Question 1: My answer to this question has changed over the past two years. I now believe that problem-solving skills are most important. I find that I am putting less emphasis on memorizing formulas and facts, and more on developing strategies and using technology. Also, good guessing and estimation skills compliment problem-solving skills.
Question 2: We are struggling with this at our school. We have a solid "core" curriculum (Algebra I, II, Geometry, Trig, Analytic Geo) plus AP Calculus I, II and AP Statistics. With Algebra reform, and integrated/interdisciplinary movement, some of us are beginning to think about whether our curriculum meets the needs of our students and our society.

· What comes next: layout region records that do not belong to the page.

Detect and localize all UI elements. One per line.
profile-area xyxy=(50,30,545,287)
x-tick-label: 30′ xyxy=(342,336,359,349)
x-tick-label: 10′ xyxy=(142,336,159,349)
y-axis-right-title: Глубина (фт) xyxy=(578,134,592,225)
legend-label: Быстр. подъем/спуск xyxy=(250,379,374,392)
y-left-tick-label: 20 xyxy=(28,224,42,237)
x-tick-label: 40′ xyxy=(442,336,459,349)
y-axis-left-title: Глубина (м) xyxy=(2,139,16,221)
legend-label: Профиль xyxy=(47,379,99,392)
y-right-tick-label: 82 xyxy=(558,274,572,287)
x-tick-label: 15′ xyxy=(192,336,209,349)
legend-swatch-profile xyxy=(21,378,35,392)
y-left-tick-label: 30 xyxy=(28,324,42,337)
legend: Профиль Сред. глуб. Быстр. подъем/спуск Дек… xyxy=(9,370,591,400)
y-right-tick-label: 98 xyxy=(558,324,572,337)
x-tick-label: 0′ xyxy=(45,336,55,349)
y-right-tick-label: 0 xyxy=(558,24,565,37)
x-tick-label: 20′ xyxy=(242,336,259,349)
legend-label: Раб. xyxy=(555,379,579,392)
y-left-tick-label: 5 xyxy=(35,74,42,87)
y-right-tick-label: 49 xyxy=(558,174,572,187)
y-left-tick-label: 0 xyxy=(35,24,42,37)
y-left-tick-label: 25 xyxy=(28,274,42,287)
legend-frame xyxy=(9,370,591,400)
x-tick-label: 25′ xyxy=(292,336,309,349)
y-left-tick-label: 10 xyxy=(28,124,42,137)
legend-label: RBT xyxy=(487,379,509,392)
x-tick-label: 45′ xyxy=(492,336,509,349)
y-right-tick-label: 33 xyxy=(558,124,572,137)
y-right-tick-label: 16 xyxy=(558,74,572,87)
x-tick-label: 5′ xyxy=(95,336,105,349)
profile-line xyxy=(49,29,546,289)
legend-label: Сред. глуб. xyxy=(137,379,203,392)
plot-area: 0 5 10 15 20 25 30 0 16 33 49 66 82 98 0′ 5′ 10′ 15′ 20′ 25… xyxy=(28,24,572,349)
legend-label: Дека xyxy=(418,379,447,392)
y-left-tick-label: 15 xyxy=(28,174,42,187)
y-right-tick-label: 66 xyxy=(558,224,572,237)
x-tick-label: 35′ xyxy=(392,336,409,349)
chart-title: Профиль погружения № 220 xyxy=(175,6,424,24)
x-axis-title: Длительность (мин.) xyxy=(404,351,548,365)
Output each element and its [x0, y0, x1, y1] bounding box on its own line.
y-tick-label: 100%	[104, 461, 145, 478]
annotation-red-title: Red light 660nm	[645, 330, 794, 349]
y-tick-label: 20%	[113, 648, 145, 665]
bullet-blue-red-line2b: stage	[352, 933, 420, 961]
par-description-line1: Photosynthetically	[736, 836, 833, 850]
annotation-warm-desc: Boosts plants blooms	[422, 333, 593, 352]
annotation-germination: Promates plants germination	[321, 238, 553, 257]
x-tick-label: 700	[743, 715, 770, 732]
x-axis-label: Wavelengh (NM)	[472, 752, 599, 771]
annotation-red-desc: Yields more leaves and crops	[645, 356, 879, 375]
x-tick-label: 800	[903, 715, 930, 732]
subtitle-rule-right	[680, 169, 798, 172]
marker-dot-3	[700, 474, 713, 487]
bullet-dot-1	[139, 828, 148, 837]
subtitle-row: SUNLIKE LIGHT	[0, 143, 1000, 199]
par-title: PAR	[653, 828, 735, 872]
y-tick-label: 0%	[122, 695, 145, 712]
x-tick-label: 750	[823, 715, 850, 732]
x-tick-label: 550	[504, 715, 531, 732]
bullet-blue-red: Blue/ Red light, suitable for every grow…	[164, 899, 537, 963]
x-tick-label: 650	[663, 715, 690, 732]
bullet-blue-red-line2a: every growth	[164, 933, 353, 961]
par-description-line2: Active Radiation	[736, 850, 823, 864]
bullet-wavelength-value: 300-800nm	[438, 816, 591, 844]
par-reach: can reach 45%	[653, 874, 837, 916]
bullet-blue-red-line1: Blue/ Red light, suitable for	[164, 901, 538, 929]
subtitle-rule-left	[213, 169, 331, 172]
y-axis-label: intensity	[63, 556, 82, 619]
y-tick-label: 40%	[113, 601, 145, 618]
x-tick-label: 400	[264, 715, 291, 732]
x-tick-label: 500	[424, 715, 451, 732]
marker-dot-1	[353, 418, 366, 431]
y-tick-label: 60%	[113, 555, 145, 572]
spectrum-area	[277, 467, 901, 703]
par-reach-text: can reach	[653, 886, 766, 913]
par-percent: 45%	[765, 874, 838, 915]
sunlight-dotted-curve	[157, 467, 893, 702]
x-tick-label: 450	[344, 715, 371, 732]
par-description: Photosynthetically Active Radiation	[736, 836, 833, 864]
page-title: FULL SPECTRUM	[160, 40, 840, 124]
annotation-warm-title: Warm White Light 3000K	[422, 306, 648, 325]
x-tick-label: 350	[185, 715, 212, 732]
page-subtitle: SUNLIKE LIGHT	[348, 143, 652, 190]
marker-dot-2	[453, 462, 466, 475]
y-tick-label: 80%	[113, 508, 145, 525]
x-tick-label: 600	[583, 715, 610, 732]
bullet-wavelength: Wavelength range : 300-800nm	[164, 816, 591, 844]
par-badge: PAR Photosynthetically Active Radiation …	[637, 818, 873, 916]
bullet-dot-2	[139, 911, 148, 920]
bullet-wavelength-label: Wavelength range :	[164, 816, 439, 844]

Question 3: Right now, we judge our effectiveness by looking at math contest results, and results on ACT, SAT, AP tests. These tests reflect what math educators think are important, and we believe that if our students earn good scores, we have been effective in our teaching.
Question 4: First, the teacher has to have a solid background in higher math - an analogy would be that a bookkeeper and an accountant can both do the same job, but the accountant has the "big picture." Second, teaching is a skill that either comes naturally, or must be learned - you have to know what questions to ask during class, and when to ask them. You have to invent creative approaches in teaching, or the students "tune out." Third, a teacher must go to class with excitement every day, no matter how he/she feels - excitement about math IS contagious. Fourth, you have to be alert to students who are "lost" and know how to help them understand - this country is run by "C students."
Question 5: In high school, I had a couple of very good math teachers - what else!
Question 6: I wish college teachers/professors had the same pressure that high school and elementary teachers have in thinking about how to teach. The image of college professors is totally "teacher-centered" (lecture, explain, prove, test on details) with sleepy students sitting quietly writing notes for an hour. No wonder prospective math teachers often have so much trouble - they are just teaching as they were taught!